The Eastern Eyre CFS group attended a significantly small amount of incidents over the festive period despite warm weather.
The calm start to the summer comes at a fortunate time, as volunteers battle technical problems with communication.
A switch from analogue to digital paging ahead of the 2018-2019 fire danger season has caused several pagers to miss emergency call outs, leaving volunteers and even brigade captains to find out about incidents by other means.
The digital paging system has not yet been put to a significant test, with only minor incidents in recent weeks.
Eastern Eyre group officer Bryan Trigg said local brigades attended one header fire and “a couple” of vehicle incidents, a low count for this time of year.

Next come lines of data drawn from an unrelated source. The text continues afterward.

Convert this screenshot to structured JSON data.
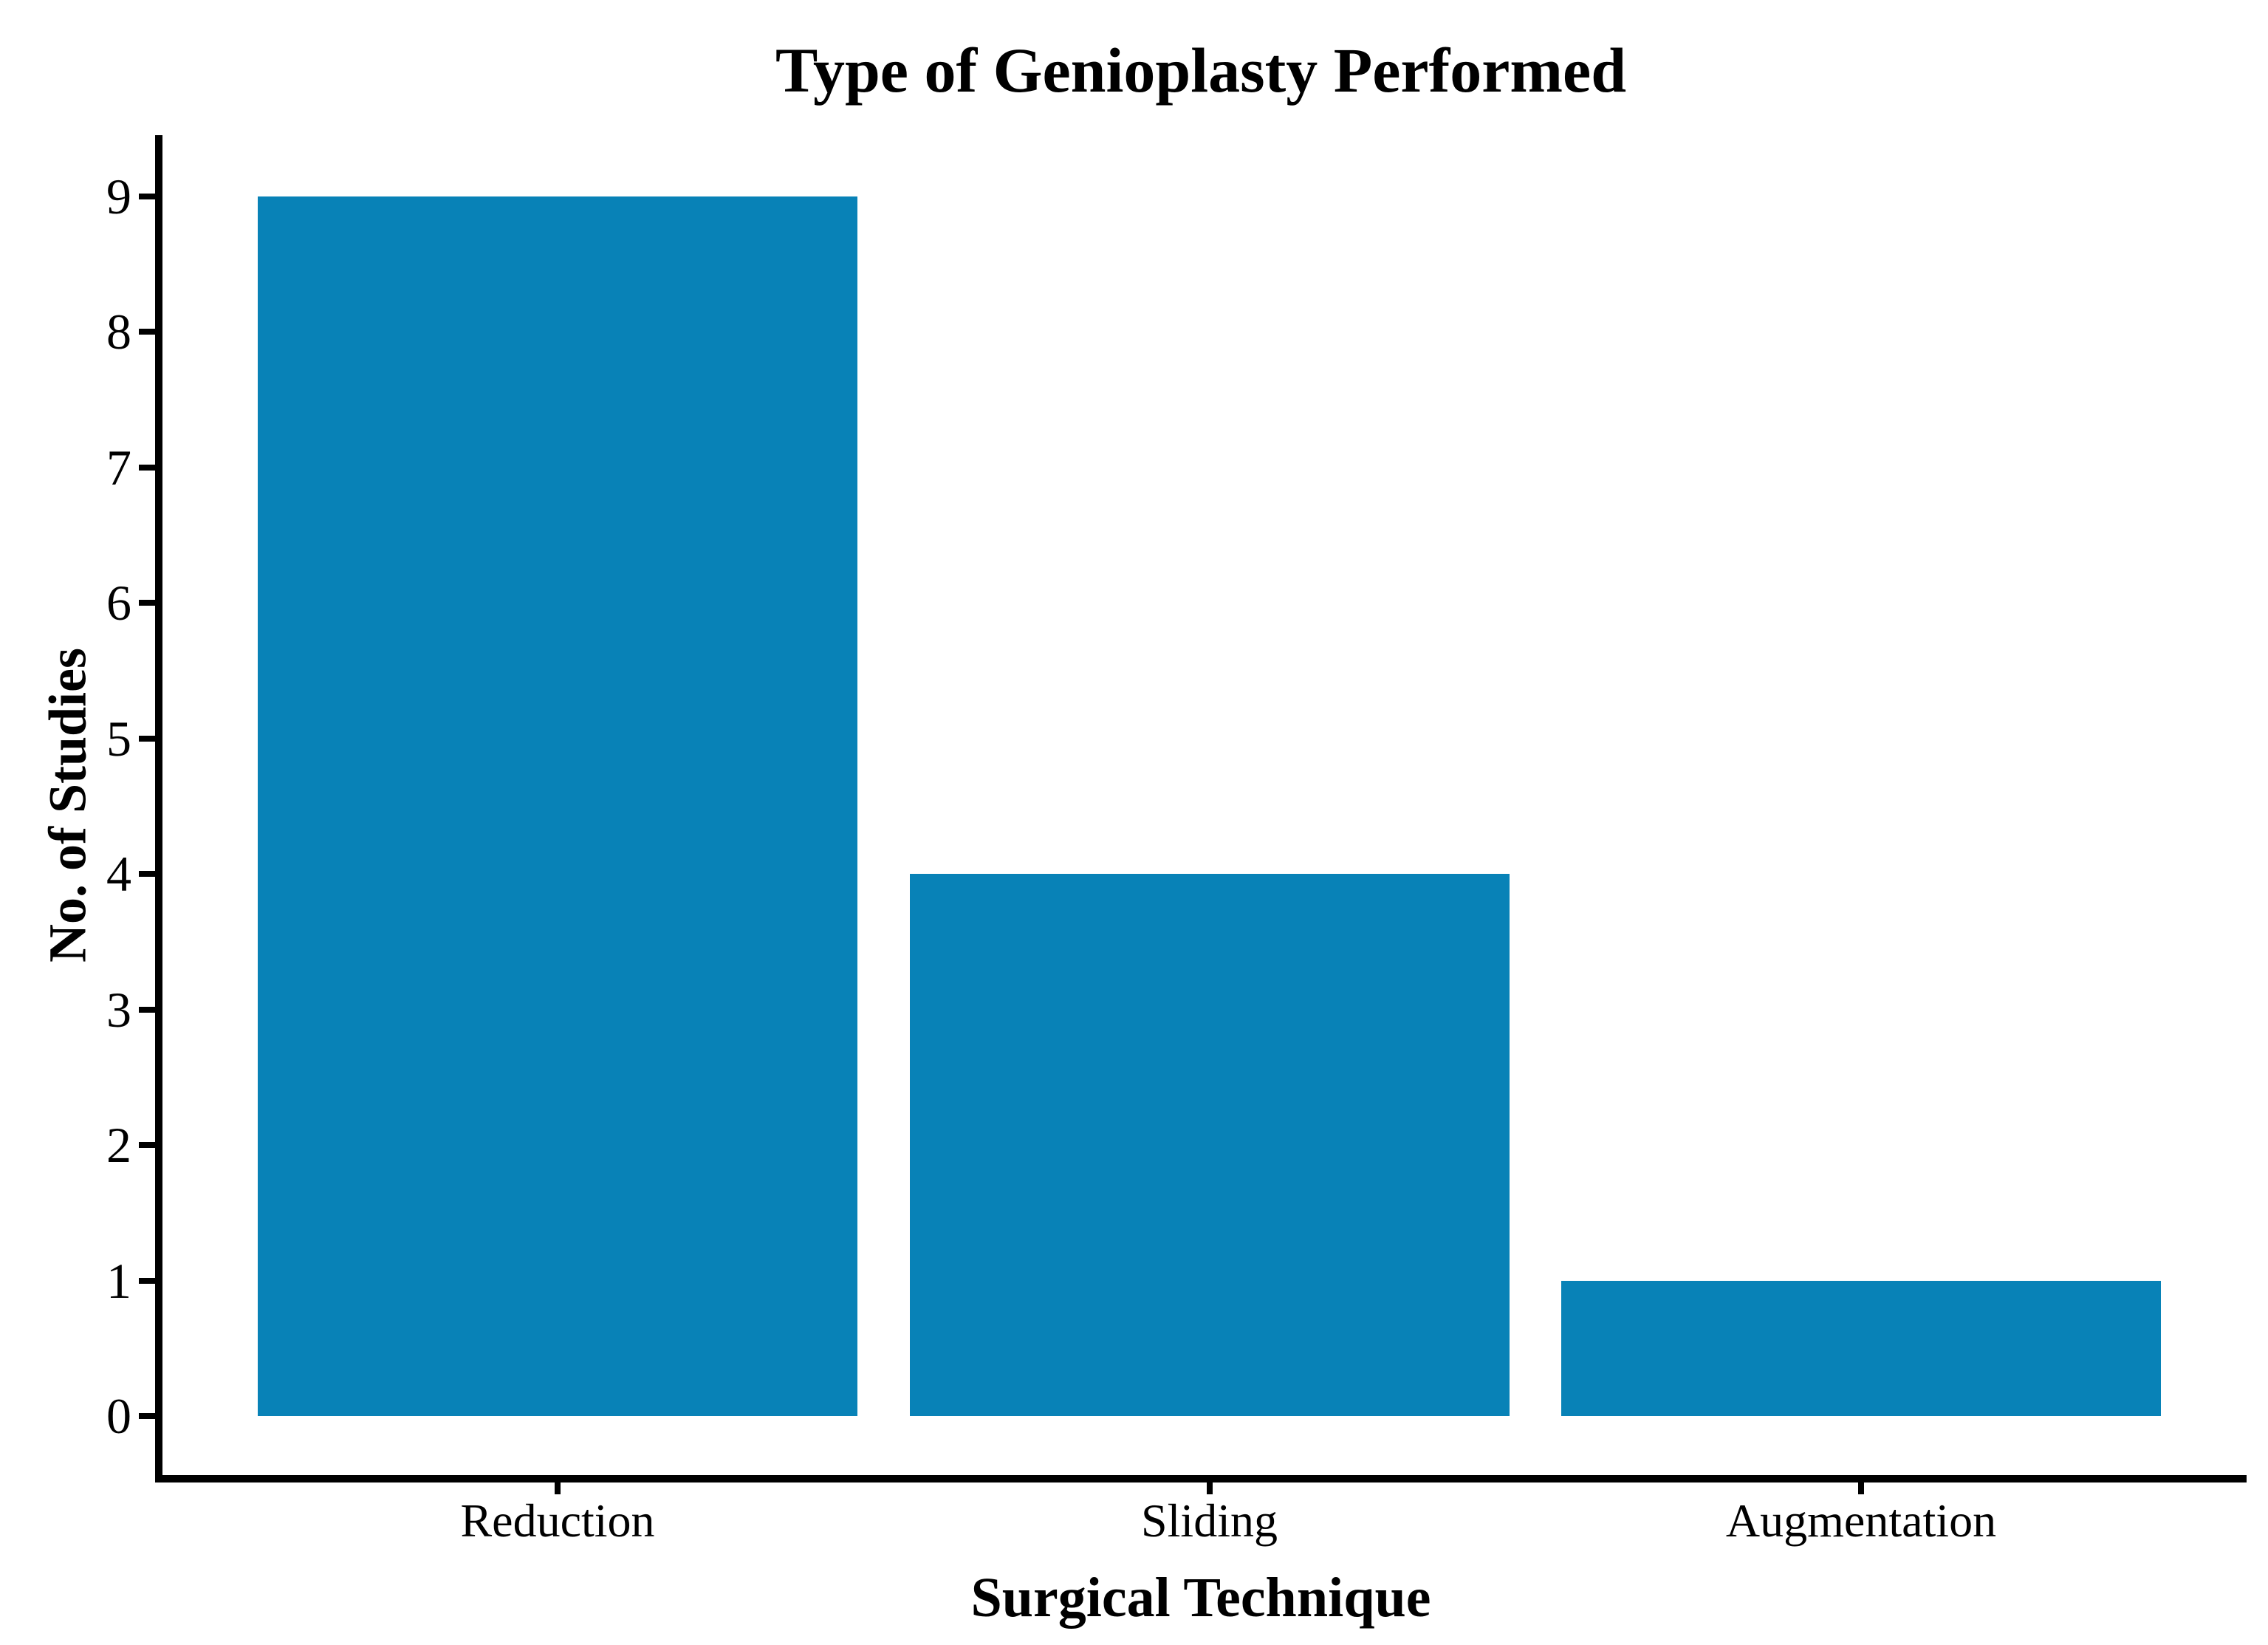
{
  "chart_data": {
    "type": "bar",
    "title": "Type of Genioplasty Performed",
    "xlabel": "Surgical Technique",
    "ylabel": "No. of Studies",
    "categories": [
      "Reduction",
      "Sliding",
      "Augmentation"
    ],
    "values": [
      9,
      4,
      1
    ],
    "ylim": [
      0,
      9
    ],
    "yticks": [
      0,
      1,
      2,
      3,
      4,
      5,
      6,
      7,
      8,
      9
    ],
    "bar_color": "#0882b7",
    "axis_color": "#000000",
    "background_color": "#ffffff",
    "grid": false,
    "legend": false
  }
}
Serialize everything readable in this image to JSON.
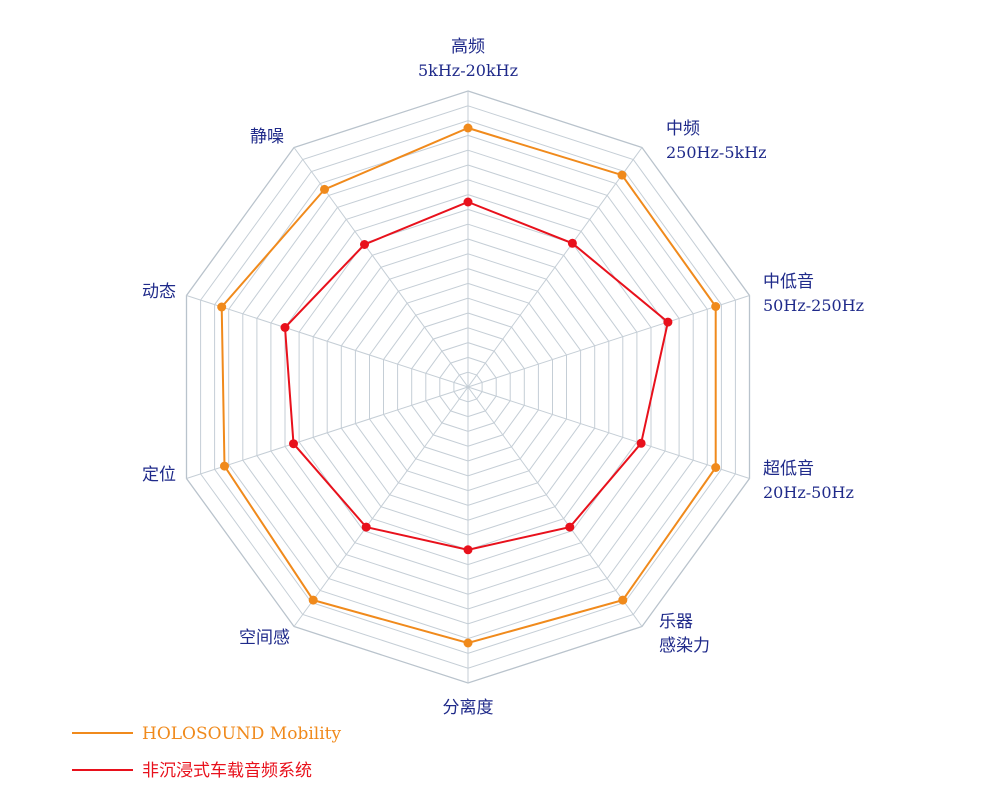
{
  "chart_data": {
    "type": "radar",
    "grid": true,
    "rlim": [
      0,
      20
    ],
    "grid_levels": 20,
    "axes": [
      {
        "label": "高频",
        "sub": "5kHz-20kHz"
      },
      {
        "label": "中频",
        "sub": "250Hz-5kHz"
      },
      {
        "label": "中低音",
        "sub": "50Hz-250Hz"
      },
      {
        "label": "超低音",
        "sub": "20Hz-50Hz"
      },
      {
        "label": "乐器",
        "sub": "感染力"
      },
      {
        "label": "分离度",
        "sub": ""
      },
      {
        "label": "空间感",
        "sub": ""
      },
      {
        "label": "定位",
        "sub": ""
      },
      {
        "label": "动态",
        "sub": ""
      },
      {
        "label": "静噪",
        "sub": ""
      }
    ],
    "series": [
      {
        "name": "HOLOSOUND Mobility",
        "color": "#f08a1c",
        "values": [
          17.5,
          17.7,
          17.6,
          17.6,
          17.8,
          17.3,
          17.8,
          17.3,
          17.5,
          16.5
        ]
      },
      {
        "name": "非沉浸式车载音频系统",
        "color": "#e8111c",
        "values": [
          12.5,
          12.0,
          14.2,
          12.3,
          11.7,
          11.0,
          11.7,
          12.4,
          13.0,
          11.9
        ]
      }
    ],
    "legend_position": "bottom-left"
  }
}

Mr Trigg said he believed the downturn in paddock fire reports was due to farmers having the equipment to put fires out themselves before they spread.
“There’ll always be accidents but a lot of fellas have really good units these days,” he said.
Mr Trigg said farmers had been complying during the few harvest ban days in the region, which he believed was evidence the current system of “peer pressure” was working.
He said proposed legislation to give the CFS legal power to stop harvest was unnecessary and would damage the relationship between emergency volunteers and farmers.
While Mr Trigg said the weather conditions this season had been “about normal,” a lack of lightning had helped reduce the amount of fires in the Eastern Eyre region.
However, as the threat of harvest concludes, the chance of lightning increases heading into late January and February.